Sen. Ralph Recto said disabled persons who are poor suffer from a "dual handicap" and thus must be "booked first" in the roster of recipients of the planned conditional cash transfers (CCT) by the Department of Social Welfare and Development.

Recto said adding the "disable criterion" in the CCT selection would ensure that the "severely disadvantaged would be the primary recipients" of the aid program.

"I think the DSWD should provide access ramps to the CCT program because the program can only rate high in the compassion index if the disabled can have access to it," Recto said.

"Yung mga bulag na walang makain o kaya yung mga lumpo na hindi mapa-aral ang kanilang anak, yan ang dapat ang unahin ng CCT," Recto said.

He said the DSWD should not have a hard time tracking the poor and disabled "because the poverty incidence in families with a disabled member is high, because disability impoverishes a family."

The government plans to spend P29.2 billion next year for various direct aid programs to the poor under the DSWD-managed Pantawid Pamilyang Pilipino Program (4Ps).

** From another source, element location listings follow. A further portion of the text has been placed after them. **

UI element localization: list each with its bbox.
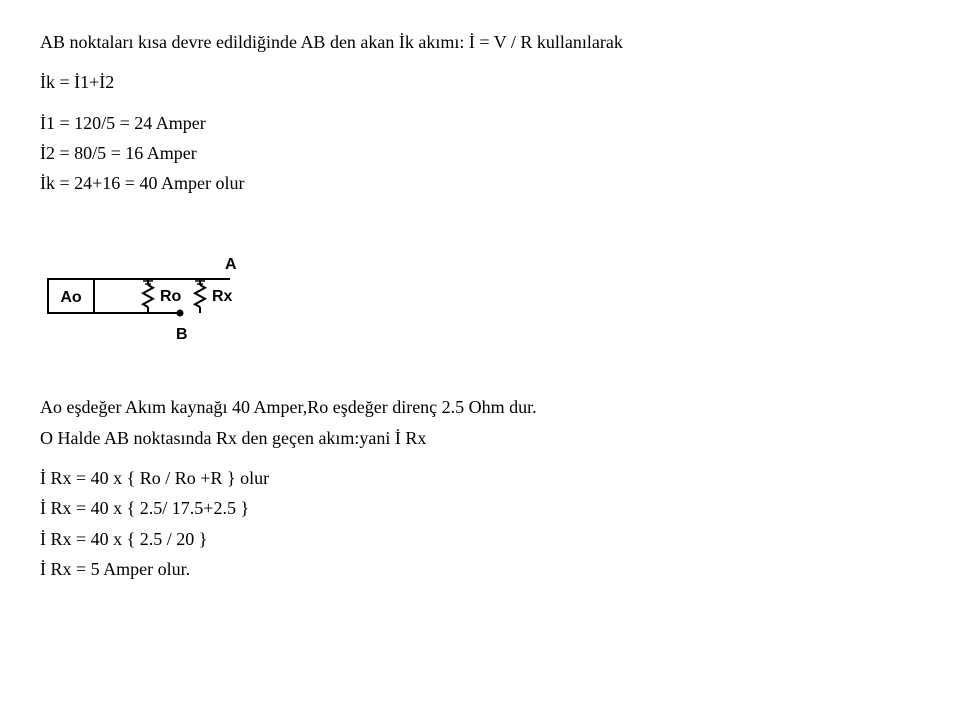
- svg-text:B: B: [176, 326, 188, 343]
- svg-text:Ro: Ro: [160, 288, 182, 305]
- line-2: İk = İ1+İ2: [40, 70, 920, 94]
- line-3: İ1 = 120/5 = 24 Amper: [40, 111, 920, 135]
- line-1: AB noktaları kısa devre edildiğinde AB d…: [40, 30, 920, 54]
- line-10: İ Rx = 40 x { 2.5 / 20 }: [40, 527, 920, 551]
- line-9: İ Rx = 40 x { 2.5/ 17.5+2.5 }: [40, 496, 920, 520]
- line-11: İ Rx = 5 Amper olur.: [40, 557, 920, 581]
- svg-text:A: A: [225, 256, 237, 273]
- line-4: İ2 = 80/5 = 16 Amper: [40, 141, 920, 165]
- line-7: O Halde AB noktasında Rx den geçen akım:…: [40, 426, 920, 450]
- svg-text:Rx: Rx: [212, 288, 233, 305]
- circuit-diagram: Ao Ro Rx A B: [40, 225, 920, 365]
- line-6: Ao eşdeğer Akım kaynağı 40 Amper,Ro eşde…: [40, 395, 920, 419]
- svg-text:Ao: Ao: [60, 289, 82, 306]
- line-8: İ Rx = 40 x { Ro / Ro +R } olur: [40, 466, 920, 490]
- line-5: İk = 24+16 = 40 Amper olur: [40, 171, 920, 195]
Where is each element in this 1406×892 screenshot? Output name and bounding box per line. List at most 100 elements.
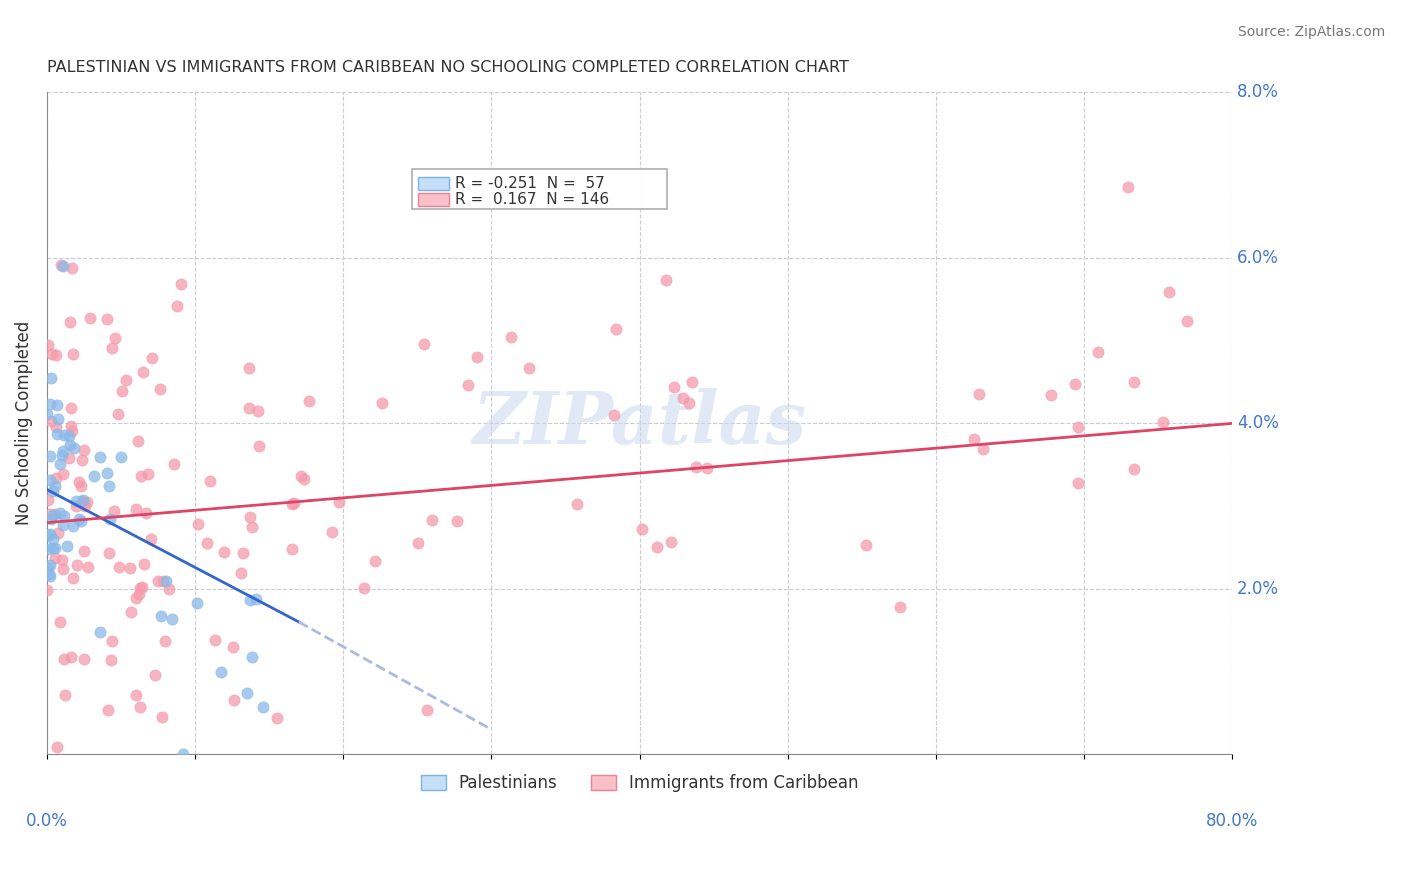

The 4Ps is bannered by the P21.2 billion CCT, a program that grants a monthly cash aid of up to P1,400 to each of 2.3 million poor families on the condition that they send their children to school and bring them to public health clinics for vaccinations.

Apart from this, the DSWD will also direct a P2.8 billion feeding program for school children; a P4.2 billion rice subsidy program; and an P890 million stipend program to about 150,000 senior citizens.

Recto said the government has been remiss in providing assistance to persons with disabilities and "it will be sustaining the neglect if it would spend P30 billion for a program that will not target them as beneficiaries."